CHEIKH MBACKÉ, LE BOTTIER QUI VEUT FAIRE MARCHER LE MONDE
Fabricant de chaussures « Made in Sénégal », le jeune Cheikh Mbacké Thiam est droit dans ses bottes quand il déclare vouloir industrialiser son artisanat
A proximité de l’atelier de Cheikh, s’exhale une odeur de colle et de peaux de bêtes tannées. Devant la cordonnerie, le bonhomme trentenaire n’a pas encore jugé nécessaire d’apposer une enseigne. Sa renommée semble dépasser son quartier de Hamo 3 à Guédiawaye, dans la banlieue dakaroise, où les gens le surnomment « Cheikh Dall (chaussures en langue wolof) ». Son ambition est de transformer cette identité en opportunités, comme hisser sa botterie au niveau des grandes marques internationales.
Donnez du tissu à Cheikh, il vous le transforme en chaussure ! Rien n’est un secret pour lui dans sa fabrication. Il est à la fois designer, formier, patronmodéliste et coupeur. Comme un spécialiste du « système D », il procède également au piquage, à la mise en forme, au semelage et au bichonnage pour à la fin produire des souliers, bottes, espadrilles ou autres sandales.
Pour se faire remarquer dans son artisanat, il a décidé de ne pas faire comme les autres. Si les Africains utilisent le tissu Wax pour leur habillement corporel, il s’en sert plutôt comme une des matières premières de ses chaussures. « Ce qui différencie mes chaussures de celles fabriquées en Occident, c’est d’abord les couleurs vives que j’utilise, mais aussi le Wax et autres accessoires qui rendent plus belles mes créations », souligne-t-il, vêtu d’un t-shirt rouge assorti d’un jean vert.
L’envol ?
Le magasin de Cheikh Dall n’est pas encore le grand luxe, mais l’oiseau fait petit à petit son nid. Pour le moment, deux machines à coudre, un tabouret et une petite planche font le décor. Coupures de tissu et pots de colle, entre autres matériaux, parsèment également ce modeste atelier. Le propriétaire s’y active quotidiennement, à coup d’innovations, pour se faire une place dans un marché fortement dominé par l’industrie de masse et les commerçants chinois.
« Nous avons déménagé ici il y a moins de deux mois. Mais nous n’avons pas encore fini d’aménager », explique le corpulent bonhomme à la taille moyenne, avant de nous indiquer des sacs cossus contenant des peaux de vaches tannées où il installe clients et visiteurs.

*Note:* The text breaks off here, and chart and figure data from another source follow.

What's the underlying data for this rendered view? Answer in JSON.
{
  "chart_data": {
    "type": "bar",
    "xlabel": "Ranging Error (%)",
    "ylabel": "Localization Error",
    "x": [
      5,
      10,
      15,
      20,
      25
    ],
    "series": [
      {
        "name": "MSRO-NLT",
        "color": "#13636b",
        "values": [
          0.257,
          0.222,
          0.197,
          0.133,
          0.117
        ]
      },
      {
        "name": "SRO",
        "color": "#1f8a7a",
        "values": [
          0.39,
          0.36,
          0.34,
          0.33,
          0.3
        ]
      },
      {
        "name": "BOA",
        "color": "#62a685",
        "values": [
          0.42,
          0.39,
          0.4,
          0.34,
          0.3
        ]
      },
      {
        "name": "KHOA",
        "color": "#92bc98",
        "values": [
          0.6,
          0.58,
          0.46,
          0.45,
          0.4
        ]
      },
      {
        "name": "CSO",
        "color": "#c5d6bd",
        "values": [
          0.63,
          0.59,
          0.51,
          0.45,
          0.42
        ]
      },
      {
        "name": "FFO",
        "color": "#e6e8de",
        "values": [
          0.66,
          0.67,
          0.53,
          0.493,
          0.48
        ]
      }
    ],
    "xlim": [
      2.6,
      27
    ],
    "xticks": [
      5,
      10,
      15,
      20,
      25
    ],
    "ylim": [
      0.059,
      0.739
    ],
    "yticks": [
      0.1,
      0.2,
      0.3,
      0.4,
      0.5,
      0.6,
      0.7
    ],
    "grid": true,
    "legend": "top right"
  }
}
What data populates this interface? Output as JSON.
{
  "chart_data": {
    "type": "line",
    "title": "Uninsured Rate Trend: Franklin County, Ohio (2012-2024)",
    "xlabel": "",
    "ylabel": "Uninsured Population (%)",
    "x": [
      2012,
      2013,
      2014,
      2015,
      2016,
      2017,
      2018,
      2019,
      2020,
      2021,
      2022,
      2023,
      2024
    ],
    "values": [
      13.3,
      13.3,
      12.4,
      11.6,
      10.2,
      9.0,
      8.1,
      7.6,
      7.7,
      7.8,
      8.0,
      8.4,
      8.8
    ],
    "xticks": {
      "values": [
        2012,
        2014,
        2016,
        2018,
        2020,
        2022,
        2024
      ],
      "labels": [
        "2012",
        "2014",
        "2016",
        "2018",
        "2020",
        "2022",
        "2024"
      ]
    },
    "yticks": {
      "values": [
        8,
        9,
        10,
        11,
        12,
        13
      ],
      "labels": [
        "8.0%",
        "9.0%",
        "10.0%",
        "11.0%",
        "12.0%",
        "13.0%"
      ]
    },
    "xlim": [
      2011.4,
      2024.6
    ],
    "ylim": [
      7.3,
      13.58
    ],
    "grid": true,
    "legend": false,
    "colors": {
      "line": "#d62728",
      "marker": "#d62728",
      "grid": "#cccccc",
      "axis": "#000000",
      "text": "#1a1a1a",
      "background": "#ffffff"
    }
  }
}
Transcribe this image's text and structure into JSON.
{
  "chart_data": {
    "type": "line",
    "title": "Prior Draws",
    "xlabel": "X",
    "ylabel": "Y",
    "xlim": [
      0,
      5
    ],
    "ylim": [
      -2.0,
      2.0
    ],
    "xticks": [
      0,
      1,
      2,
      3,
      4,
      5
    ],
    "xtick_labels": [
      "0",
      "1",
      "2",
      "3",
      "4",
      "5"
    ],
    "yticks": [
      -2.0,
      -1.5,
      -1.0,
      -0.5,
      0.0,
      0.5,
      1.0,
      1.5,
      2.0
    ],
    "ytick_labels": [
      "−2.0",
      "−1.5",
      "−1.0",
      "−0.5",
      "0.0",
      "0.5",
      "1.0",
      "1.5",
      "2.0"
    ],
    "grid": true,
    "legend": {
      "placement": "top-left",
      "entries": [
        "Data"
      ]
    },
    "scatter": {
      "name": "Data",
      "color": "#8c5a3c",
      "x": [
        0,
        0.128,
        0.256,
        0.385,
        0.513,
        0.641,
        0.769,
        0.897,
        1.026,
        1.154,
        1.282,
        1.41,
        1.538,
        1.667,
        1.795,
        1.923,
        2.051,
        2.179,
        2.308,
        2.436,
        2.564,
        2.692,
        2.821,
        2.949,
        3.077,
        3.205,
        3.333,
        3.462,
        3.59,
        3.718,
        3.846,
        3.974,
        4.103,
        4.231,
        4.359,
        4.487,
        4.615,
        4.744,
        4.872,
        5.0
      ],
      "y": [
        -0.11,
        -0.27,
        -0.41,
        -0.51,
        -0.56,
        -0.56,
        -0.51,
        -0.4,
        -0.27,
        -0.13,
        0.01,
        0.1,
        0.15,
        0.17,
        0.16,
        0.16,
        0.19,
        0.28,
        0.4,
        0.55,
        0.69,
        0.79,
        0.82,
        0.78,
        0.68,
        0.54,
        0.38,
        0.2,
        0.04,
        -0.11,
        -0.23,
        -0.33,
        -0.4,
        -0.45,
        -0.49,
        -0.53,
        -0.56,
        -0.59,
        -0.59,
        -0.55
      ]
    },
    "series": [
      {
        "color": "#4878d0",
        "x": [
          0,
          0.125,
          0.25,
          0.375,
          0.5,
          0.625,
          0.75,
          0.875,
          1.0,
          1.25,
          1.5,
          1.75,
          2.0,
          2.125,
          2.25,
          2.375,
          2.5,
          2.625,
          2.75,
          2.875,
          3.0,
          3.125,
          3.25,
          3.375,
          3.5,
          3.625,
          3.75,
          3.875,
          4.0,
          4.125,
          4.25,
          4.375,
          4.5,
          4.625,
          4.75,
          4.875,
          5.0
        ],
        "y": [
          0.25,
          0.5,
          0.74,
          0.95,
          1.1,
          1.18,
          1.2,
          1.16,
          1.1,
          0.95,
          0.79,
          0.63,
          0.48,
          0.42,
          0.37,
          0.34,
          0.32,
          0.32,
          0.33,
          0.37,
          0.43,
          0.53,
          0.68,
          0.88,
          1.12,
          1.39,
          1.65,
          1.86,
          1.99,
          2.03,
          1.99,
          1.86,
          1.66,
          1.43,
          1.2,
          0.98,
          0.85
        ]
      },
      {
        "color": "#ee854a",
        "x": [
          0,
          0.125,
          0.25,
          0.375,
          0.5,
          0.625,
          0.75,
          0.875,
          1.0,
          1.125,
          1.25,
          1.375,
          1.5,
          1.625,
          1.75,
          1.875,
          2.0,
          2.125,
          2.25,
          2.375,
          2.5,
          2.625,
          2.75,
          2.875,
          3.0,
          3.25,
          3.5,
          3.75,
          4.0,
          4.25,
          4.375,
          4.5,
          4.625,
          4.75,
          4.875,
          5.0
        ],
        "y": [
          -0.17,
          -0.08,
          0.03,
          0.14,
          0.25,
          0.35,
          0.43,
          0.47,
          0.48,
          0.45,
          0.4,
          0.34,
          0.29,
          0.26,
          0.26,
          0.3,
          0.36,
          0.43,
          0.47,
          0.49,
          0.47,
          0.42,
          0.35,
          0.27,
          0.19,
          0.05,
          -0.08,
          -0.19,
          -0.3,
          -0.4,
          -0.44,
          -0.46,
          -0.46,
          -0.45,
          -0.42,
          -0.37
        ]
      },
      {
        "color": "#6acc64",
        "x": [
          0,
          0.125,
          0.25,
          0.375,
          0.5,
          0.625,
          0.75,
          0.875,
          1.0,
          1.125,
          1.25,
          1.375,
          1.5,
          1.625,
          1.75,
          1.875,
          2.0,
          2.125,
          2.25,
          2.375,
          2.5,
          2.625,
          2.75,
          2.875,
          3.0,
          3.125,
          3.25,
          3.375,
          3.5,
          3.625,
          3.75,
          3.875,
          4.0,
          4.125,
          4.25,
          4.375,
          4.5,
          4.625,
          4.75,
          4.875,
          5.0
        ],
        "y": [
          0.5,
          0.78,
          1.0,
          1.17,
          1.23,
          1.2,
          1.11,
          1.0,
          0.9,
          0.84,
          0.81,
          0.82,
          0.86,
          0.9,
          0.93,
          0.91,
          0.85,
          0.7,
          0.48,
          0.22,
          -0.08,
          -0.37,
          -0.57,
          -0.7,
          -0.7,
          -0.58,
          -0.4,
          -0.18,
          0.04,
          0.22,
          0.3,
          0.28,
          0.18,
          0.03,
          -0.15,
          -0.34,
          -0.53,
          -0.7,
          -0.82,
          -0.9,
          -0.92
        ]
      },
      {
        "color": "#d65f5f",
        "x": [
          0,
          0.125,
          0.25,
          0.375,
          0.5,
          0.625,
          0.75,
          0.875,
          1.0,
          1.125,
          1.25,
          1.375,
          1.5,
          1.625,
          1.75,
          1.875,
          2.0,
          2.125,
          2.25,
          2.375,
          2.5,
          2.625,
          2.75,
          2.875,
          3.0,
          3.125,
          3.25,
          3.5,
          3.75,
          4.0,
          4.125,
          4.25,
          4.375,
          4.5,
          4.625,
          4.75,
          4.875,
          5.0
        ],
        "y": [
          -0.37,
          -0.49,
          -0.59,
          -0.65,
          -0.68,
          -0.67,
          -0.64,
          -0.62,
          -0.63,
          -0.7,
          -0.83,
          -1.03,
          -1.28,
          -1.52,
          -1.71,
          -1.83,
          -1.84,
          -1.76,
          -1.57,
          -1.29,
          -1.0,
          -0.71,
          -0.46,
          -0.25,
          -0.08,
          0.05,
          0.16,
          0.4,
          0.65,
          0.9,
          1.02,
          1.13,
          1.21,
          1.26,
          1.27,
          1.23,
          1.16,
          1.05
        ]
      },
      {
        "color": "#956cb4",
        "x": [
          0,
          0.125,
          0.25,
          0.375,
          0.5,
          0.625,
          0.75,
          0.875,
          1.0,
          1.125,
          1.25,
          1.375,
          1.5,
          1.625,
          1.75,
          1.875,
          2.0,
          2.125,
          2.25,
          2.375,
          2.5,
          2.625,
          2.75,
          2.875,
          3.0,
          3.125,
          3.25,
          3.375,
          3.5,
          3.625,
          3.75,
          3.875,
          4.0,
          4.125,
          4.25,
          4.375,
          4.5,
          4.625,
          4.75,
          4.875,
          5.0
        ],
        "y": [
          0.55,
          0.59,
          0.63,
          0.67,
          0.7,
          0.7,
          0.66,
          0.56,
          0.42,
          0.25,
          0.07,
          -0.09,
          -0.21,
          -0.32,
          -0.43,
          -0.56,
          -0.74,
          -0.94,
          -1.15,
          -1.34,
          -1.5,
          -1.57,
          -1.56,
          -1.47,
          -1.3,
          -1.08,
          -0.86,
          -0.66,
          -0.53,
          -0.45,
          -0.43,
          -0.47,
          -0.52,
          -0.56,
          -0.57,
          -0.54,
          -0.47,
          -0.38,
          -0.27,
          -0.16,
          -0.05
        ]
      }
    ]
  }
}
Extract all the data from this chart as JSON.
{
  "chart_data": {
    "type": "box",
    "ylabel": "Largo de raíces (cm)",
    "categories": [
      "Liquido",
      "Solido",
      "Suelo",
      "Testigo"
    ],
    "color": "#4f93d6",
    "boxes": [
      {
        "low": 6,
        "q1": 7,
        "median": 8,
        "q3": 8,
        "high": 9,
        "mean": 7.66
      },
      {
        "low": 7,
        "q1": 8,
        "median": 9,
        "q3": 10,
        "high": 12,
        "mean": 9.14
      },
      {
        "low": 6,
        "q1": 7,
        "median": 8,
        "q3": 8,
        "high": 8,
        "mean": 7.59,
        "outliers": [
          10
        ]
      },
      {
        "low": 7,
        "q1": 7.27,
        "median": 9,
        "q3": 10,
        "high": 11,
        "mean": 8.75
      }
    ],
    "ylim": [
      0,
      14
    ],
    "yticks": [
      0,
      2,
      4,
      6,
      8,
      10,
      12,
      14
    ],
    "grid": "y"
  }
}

Avant de se mettre à l’ouvrage la matinée, il prend le soin de bien nettoyer une de ses machines qui commence à prendre de l’âge. « Elle est vieille et très capricieuse. Et vu que je suis pressé, je ne veux pas qu’elle me joue des tours pendant mon travail », dit-il alors que son téléphone, entre les mains d’un de ses proches, se met à sonner. Mais il ne veut nullement être perturbé si ce n’est une personne qui appelle pour passer une commande.